子供の姿なら、話し掛けやすいし、話し掛けられる。
「お嬢ちゃん。迷子かな?」
さっそく来た。
「うん。パパとママとはぐれたの……おじちゃんは、ママ達の……知り合い?」
そこで、足をもじもじとさせ、スカートを上へと上げさせていく。
男は目が釘付け。
でも、そのもうすぐ見えると言う所で、止める。
「あのね、それとね、あたし、人を捜してるの」
「うんうん。誰かな?」
「男の人!髪は腰より下くらい、目の下に隈みたいな模様があって、ニット帽を被ってるの」
うーんと唸り考える男。
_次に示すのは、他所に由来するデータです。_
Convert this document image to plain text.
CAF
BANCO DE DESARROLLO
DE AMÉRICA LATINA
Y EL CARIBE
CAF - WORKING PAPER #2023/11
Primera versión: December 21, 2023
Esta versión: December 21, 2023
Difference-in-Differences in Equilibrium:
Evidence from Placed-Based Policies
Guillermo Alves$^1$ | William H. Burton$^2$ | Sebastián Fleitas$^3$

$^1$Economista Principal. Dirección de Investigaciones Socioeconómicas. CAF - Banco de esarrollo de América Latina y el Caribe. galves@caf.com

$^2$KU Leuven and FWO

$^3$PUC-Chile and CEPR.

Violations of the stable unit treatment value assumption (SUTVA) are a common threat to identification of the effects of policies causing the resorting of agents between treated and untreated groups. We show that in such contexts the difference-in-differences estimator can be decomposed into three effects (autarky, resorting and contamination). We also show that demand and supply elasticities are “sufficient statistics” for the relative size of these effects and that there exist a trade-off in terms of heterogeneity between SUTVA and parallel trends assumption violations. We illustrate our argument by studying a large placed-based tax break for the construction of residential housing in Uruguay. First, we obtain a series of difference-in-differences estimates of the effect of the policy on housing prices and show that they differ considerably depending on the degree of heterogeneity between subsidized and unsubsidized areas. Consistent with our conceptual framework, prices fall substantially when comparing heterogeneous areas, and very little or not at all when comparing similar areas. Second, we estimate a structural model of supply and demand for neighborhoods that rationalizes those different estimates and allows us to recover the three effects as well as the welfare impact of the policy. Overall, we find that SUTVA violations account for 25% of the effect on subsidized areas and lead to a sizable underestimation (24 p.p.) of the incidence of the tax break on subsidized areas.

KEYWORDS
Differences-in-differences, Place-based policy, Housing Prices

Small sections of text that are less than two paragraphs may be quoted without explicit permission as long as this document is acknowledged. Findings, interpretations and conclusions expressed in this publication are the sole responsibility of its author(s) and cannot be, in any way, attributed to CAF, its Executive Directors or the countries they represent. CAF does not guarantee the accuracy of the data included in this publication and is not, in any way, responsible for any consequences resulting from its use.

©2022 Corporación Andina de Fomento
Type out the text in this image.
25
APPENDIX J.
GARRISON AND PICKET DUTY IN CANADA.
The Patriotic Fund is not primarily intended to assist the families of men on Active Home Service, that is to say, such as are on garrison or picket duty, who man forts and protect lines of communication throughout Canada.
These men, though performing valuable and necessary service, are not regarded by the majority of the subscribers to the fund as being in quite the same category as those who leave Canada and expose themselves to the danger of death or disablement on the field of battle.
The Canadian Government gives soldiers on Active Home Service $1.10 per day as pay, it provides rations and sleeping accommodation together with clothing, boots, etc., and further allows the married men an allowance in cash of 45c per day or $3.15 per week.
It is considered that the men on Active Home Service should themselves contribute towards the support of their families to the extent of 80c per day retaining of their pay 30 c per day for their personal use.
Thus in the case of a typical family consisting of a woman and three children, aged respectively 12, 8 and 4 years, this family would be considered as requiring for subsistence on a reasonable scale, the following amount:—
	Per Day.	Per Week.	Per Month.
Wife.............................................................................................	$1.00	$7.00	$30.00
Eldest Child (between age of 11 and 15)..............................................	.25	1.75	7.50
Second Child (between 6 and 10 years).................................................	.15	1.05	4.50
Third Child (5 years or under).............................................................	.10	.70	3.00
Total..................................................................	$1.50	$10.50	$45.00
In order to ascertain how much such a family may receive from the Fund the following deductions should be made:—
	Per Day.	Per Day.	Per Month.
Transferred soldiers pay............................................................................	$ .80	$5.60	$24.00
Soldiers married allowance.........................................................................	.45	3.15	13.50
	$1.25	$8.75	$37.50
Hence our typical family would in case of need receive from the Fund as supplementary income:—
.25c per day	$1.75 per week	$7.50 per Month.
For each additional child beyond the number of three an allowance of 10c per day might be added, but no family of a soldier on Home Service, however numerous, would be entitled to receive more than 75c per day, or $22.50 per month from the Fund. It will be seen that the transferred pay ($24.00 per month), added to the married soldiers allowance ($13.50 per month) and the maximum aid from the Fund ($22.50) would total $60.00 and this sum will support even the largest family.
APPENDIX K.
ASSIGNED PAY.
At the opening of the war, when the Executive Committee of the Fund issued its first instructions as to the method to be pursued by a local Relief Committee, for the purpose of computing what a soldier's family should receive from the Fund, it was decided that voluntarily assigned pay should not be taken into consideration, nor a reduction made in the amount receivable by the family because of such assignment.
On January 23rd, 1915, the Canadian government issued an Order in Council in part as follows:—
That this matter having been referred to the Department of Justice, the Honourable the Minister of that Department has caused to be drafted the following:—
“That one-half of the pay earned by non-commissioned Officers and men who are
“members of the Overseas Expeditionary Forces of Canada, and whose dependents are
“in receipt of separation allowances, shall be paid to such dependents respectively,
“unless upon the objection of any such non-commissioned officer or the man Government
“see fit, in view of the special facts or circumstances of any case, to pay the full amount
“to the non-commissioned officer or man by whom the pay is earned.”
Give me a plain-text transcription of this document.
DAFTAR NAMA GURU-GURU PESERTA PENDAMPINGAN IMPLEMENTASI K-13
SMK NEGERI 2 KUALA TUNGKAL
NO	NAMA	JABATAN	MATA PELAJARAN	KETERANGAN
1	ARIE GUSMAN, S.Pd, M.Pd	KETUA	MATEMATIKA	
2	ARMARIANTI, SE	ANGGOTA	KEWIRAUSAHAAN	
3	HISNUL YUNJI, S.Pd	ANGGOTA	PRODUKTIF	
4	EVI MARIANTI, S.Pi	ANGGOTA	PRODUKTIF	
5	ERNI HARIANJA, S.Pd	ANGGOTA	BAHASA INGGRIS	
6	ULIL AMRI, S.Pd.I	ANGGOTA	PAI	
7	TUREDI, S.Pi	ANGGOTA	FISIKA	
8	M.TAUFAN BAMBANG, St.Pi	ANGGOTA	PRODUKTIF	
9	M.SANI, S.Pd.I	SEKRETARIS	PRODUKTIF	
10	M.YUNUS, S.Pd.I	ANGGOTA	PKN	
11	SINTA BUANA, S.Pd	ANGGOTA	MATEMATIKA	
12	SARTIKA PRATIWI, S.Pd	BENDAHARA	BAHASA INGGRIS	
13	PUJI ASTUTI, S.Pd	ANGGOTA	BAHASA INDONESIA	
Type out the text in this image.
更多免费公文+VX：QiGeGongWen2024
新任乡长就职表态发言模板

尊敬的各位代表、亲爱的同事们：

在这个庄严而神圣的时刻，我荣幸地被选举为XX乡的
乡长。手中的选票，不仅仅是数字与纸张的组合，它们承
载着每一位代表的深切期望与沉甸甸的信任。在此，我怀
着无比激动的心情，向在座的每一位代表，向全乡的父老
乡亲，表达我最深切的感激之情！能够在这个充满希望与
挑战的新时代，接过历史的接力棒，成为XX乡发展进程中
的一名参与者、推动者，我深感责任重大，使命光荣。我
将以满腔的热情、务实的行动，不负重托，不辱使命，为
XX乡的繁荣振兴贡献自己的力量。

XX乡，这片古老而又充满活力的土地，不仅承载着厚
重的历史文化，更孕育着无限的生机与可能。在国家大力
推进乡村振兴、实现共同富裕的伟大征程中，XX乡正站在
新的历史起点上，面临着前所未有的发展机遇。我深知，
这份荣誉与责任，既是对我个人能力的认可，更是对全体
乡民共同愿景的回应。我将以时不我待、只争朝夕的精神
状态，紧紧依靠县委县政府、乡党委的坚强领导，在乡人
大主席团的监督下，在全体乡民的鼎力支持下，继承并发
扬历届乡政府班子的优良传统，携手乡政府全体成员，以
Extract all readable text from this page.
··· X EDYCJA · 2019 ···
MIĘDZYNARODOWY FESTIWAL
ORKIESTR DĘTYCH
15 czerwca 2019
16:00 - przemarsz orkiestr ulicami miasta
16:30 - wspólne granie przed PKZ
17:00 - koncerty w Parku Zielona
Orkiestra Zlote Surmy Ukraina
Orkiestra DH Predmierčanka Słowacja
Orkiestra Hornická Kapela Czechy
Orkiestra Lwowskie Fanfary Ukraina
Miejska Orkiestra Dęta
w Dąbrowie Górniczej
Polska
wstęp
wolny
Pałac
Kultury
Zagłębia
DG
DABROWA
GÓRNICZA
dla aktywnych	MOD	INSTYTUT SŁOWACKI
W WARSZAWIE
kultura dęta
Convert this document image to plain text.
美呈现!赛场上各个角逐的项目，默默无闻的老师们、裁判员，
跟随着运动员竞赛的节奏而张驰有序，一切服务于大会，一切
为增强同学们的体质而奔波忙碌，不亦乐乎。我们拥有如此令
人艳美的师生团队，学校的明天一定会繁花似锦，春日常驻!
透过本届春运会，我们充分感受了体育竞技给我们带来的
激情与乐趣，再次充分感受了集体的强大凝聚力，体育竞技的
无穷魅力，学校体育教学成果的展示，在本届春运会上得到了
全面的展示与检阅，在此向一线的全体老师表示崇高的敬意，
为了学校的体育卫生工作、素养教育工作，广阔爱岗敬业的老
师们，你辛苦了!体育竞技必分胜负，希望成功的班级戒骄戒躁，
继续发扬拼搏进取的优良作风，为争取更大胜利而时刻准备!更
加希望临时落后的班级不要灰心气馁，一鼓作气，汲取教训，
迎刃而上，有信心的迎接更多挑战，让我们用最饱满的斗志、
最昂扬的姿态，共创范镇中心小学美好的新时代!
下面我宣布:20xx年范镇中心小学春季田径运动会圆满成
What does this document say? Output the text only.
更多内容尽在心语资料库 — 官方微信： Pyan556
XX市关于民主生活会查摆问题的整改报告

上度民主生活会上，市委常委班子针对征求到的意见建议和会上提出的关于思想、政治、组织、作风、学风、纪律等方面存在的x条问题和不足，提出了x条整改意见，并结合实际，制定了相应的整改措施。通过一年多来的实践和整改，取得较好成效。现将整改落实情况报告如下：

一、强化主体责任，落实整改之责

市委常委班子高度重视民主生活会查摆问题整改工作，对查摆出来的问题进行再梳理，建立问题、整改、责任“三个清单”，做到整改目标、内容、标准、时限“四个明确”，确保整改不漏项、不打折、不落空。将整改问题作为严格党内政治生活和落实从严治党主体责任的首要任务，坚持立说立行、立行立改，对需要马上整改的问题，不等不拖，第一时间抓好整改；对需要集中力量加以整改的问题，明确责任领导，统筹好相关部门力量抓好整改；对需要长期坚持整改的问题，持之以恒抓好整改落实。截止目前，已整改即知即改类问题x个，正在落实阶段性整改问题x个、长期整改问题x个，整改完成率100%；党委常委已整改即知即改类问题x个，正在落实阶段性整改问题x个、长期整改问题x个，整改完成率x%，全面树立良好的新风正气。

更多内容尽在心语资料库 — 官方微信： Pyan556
そして
「ああ、何年か前に、そんな男を見たよ」
「!最近は?」
「見たよ。でもー、前と違って、髪は短髪になっていたなぁ。お嬢ちゃんの捜してる人かい?」
ライ。
でも、短髪。本人じゃないかも。
けれど、探す手掛かりは突き止めた。
「ありがとう、おじちゃん。じゃあね!」
と言って、背を向ける。
___が
「おっと。ちょっと、待った」
「………」
ひょいっとあたしを持ち上げた。
「お嬢ちゃんは、おじちゃんのタイプなんだー。来てくれるかな?」
「……お断り。あたしには大事な人がいるの」
「ははは。忘れさせてあげるよ」
「がぁっ」
そこで、男はあたしを殴った。
____快楽でね。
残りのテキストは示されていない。